By admin — In News — July 12, 2026

   ​KANSAS CITY — Lionel Andres Messi stands two matches away from football immortality, two games from an undisputed, unassailable G.O.A.T. status, two games from erasing any doubt or challenge about who has been the best to ever play the sport. The same goes for Argentina, in every respect. Only two nations have ever won back-to-back World Cups, and the last time that occurred was 64 years ago: Italy in the 1930s and Brazil in 1958 and 1964. If Argentina could pull it off, they would be the greatest team of all time, forever. Those are the nearly impossible expectations they face—he faces—every time they step onto the pitch, just as they did Saturday night against Switzerland in the 2026 quarterfinal. When the whistle blew, they did what was required and earned another match, but Argentina currently enter their semifinal against England as the underdogs on Wednesday at 3 p.m. ET, the defending champions with the greatest player ever, still underdogs. Maybe they will prevail, maybe they won’t, but we will almost certainly never witness anyone come this close again in our lifetimes.
“May our fans enjoy the semifinal as much as we do,” Messi said after Argentina endured another scare and triumphed 3-1 in extra time. “This team has conditioned people to expect extraordinary things. We must savor it to the fullest, because we don’t know if it will happen again.” The words carry weight. Up to this point, it had largely been Messi carrying Argentina through matches that felt tighter than they should have been. Messi’s magic can make you believe that nothing is impossible for him, yet the eye test shows Argentina are not clearly the best team in this tournament; at no point in the knockout rounds have they looked head and shoulders above their opponents, and it’s fair to say they remain overly dependent on a 39-year-old who somehow has resisted the march of time. On paper, it’s hardly an inspiring recipe for confidence.

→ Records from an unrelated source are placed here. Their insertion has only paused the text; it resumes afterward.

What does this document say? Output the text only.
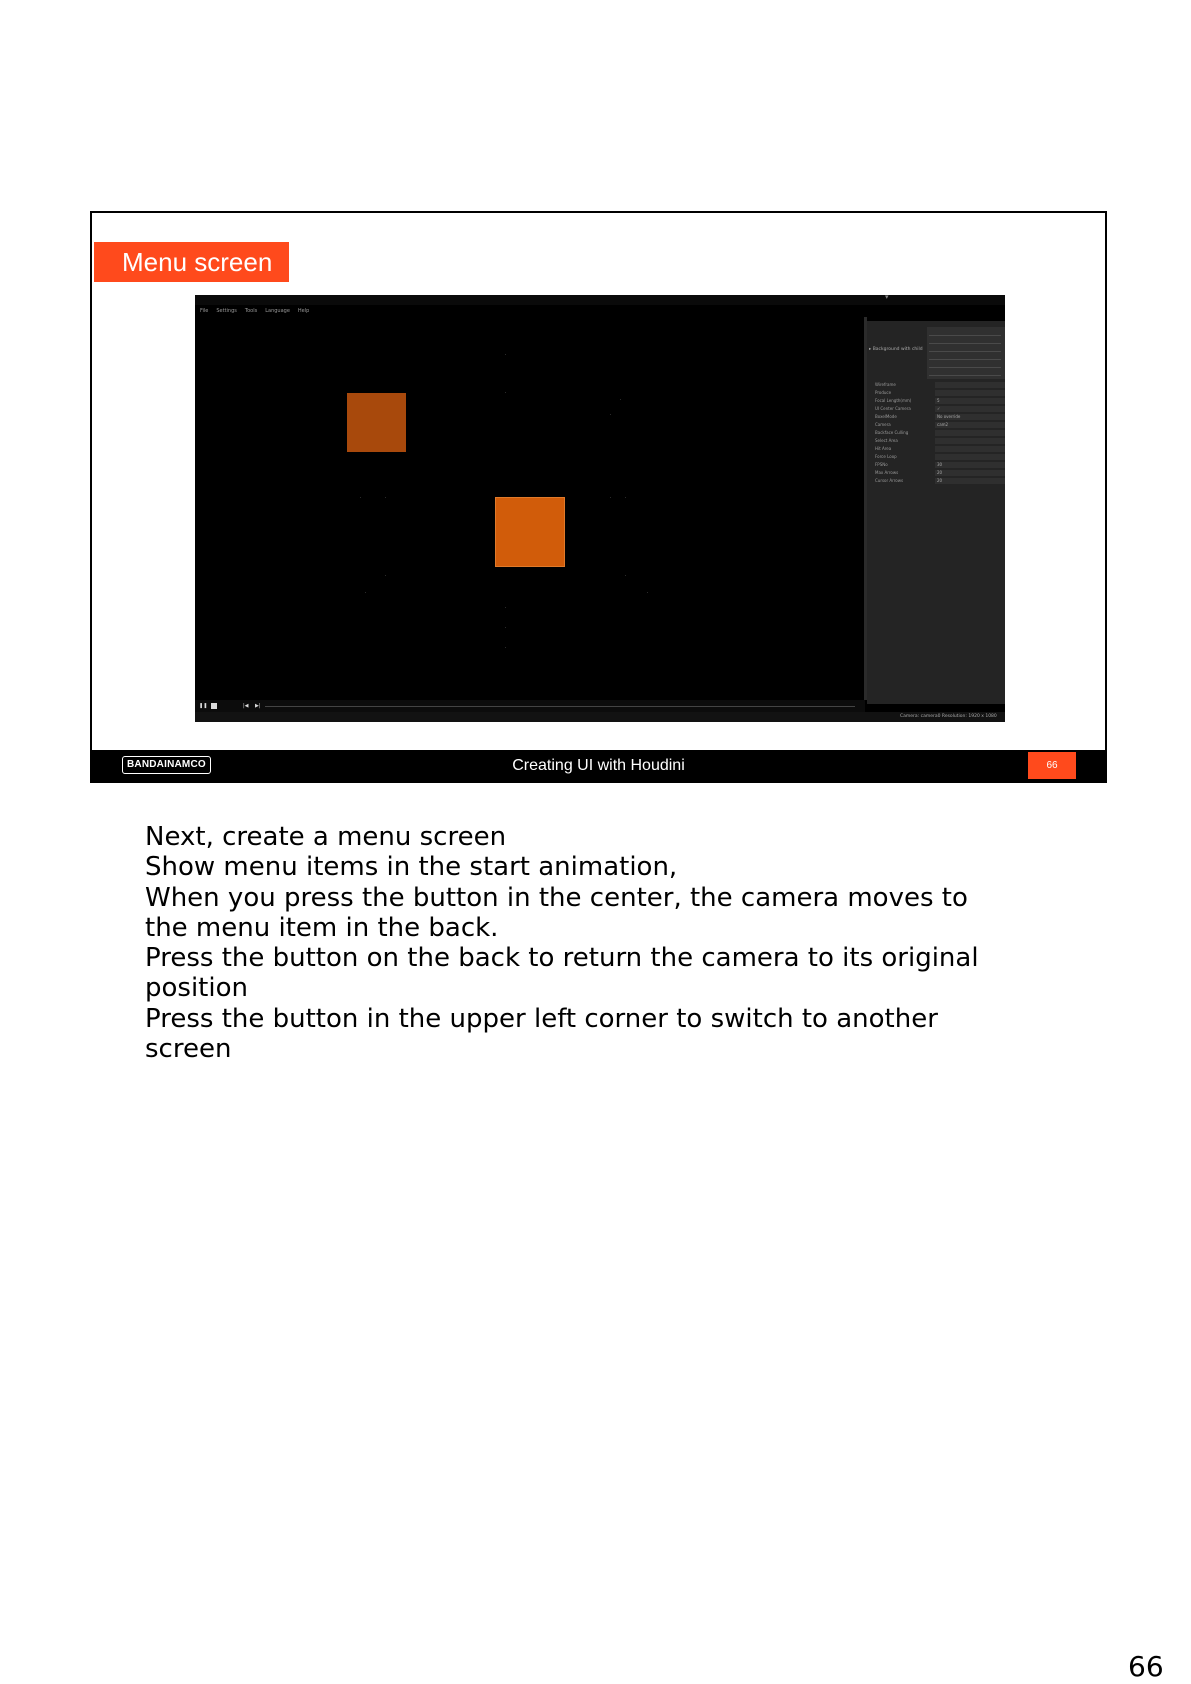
Menu screen
▾
File Settings Tools Language Help
▸ Background with child
Wireframe
Produce
Focal Length(mm)	5
UI Center Camera	✓
BoxelMode	No override
Camera	cam2
Backface Culling
Select Area
Hit Area
Force Loop
FPSNo	30
Max Arrows	20
Cursor Arrows	20
❚❚	|◀ ▶|
Camera: camera0 Resolution: 1920 x 1080
Creating UI with Houdini
BANDAINAMCO	66

Next, create a menu screen

Show menu items in the start animation,

When you press the button in the center, the camera moves to

the menu item in the back.

Press the button on the back to return the camera to its original

position

Press the button in the upper left corner to switch to another

screen

66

And yet you don’t bet against them. Do you want to be on the wrong side of history? Against that man, against this team? Not a chance. They just keep finding a way. Again and again and again now. But this time it was closer to Argentina dragging Messi across the finish line than Messi dragging Argentina across the line at his peak. Any shortfall from Messi—any hint of his usual best—might have left Argentina eliminated in one of the last two rounds against teams as capable as Cape Verde or Egypt. The question that hung over the tournament was whether anyone besides Messi would step up, and after five games, there was no clear answer. Perhaps Julián Álvarez and Lautaro Martínez, Messi’s running partners up front, heard the chatter. How could they not? And they answered.

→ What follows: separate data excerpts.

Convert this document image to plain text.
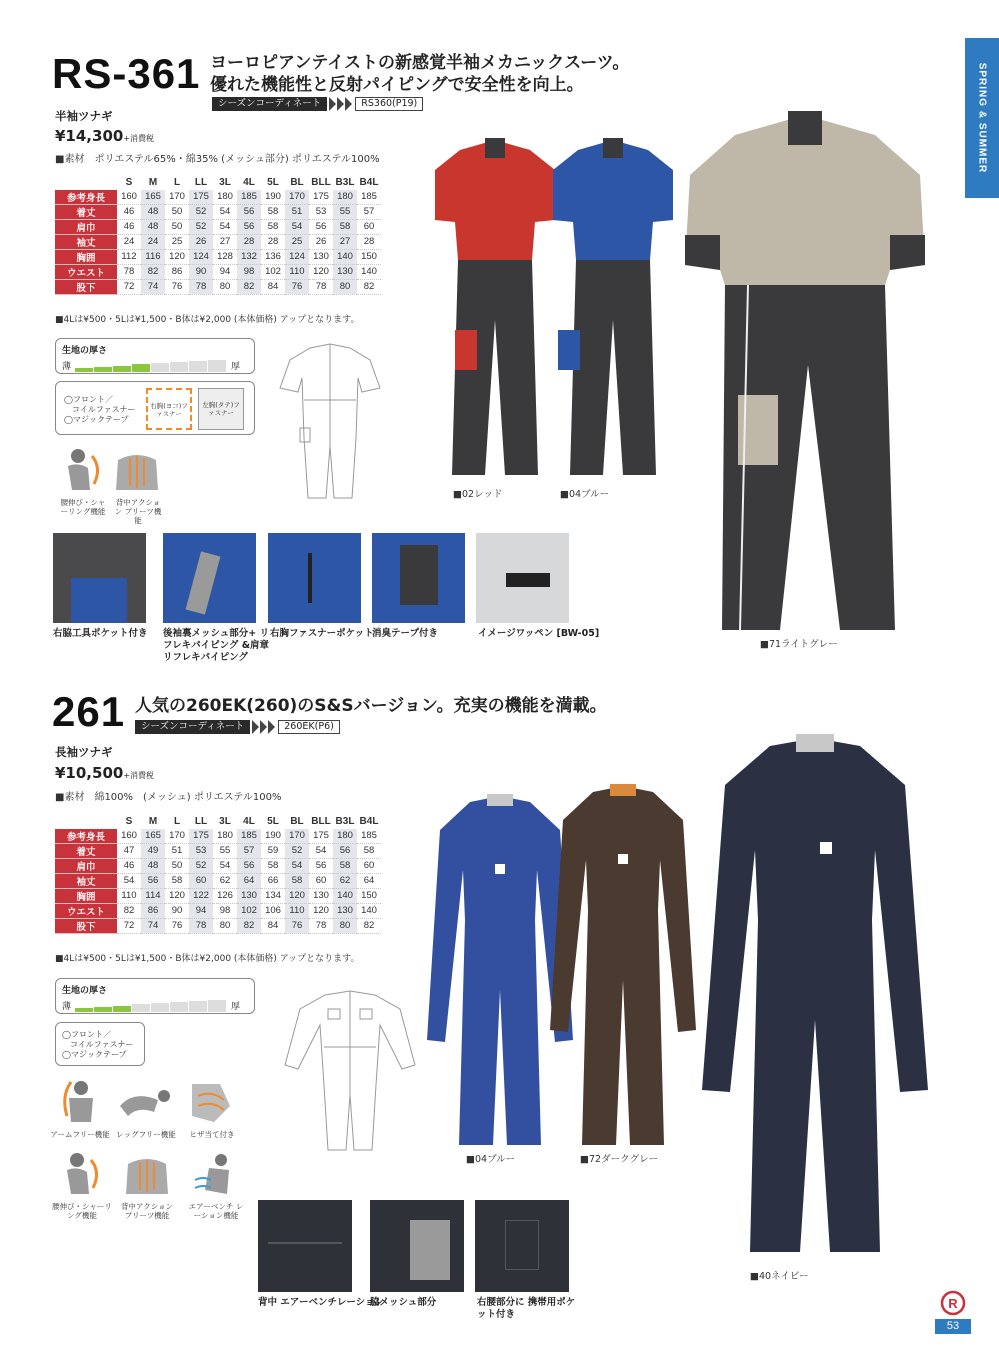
SPRING & SUMMER
RS-361 ヨーロピアンテイストの新感覚半袖メカニックスーツ。
優れた機能性と反射パイピングで安全性を向上。
シーズンコーディネート	RS360(P19)
半袖ツナギ
¥14,300+消費税
■素材　ポリエステル65%・綿35% (メッシュ部分) ポリエステル100%
	S	M	L	LL	3L	4L	5L	BL	BLL	B3L	B4L
参考身長	160	165	170	175	180	185	190	170	175	180	185
着丈	46	48	50	52	54	56	58	51	53	55	57
肩巾	46	48	50	52	54	56	58	54	56	58	60
袖丈	24	24	25	26	27	28	28	25	26	27	28
胸囲	112	116	120	124	128	132	136	124	130	140	150
ウエスト	78	82	86	90	94	98	102	110	120	130	140
股下	72	74	76	78	80	82	84	76	78	80	82
■4Lは¥500・5Lは¥1,500・B体は¥2,000 (本体価格) アップとなります。
生地の厚さ
薄	厚
◯フロント／
コイルファスナー
◯マジックテープ
右胸(ヨコ)ファスナー
左胸(タテ)ファスナー
腰伸び・シャーリング機能
背中アクション プリーツ機能
■02レッド	■04ブルー
■71ライトグレー
右脇工具ポケット付き 後袖裏メッシュ部分+ リフレキパイピング &肩章リフレキパイピング
右胸ファスナーポケット
消臭テープ付き	イメージワッペン [BW-05]
261 人気の260EK(260)のS&Sバージョン。充実の機能を満載。
シーズンコーディネート	260EK(P6)
長袖ツナギ
¥10,500+消費税
■素材　綿100%　(メッシュ) ポリエステル100%
	S	M	L	LL	3L	4L	5L	BL	BLL	B3L	B4L
参考身長	160	165	170	175	180	185	190	170	175	180	185
着丈	47	49	51	53	55	57	59	52	54	56	58
肩巾	46	48	50	52	54	56	58	54	56	58	60
袖丈	54	56	58	60	62	64	66	58	60	62	64
胸囲	110	114	120	122	126	130	134	120	130	140	150
ウエスト	82	86	90	94	98	102	106	110	120	130	140
股下	72	74	76	78	80	82	84	76	78	80	82
■4Lは¥500・5Lは¥1,500・B体は¥2,000 (本体価格) アップとなります。
生地の厚さ
薄	厚
◯フロント／
コイルファスナー
◯マジックテープ
アームフリー機能 レッグフリー機能	ヒザ当て付き
腰伸び・シャーリング機能
背中アクション プリーツ機能
エアーベンチ レーション機能
■04ブルー	■72ダークグレー
■40ネイビー
背中 エアーベンチレーション
脇メッシュ部分	右腰部分に 携帯用ポケット付き
R
53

Switzerland made it unmistakably clear from the opening whistle that they would not let Messi beat them. They crowded him with and without the ball, pushing him wider than he preferred. Murat Yakin’s side executed their game plan with near perfection, stifling the maestro and testing Argentina’s depth. Yet in the end, Argentina found a way to advance, even if the path was more arduous than many had anticipated. The semifinal awaits, a stage set for Messi to cement a legacy that already looms larger than life, while Argentina seeks to transform a team built around a single extraordinary talent into a championship machine that can sustain greatness beyond one man.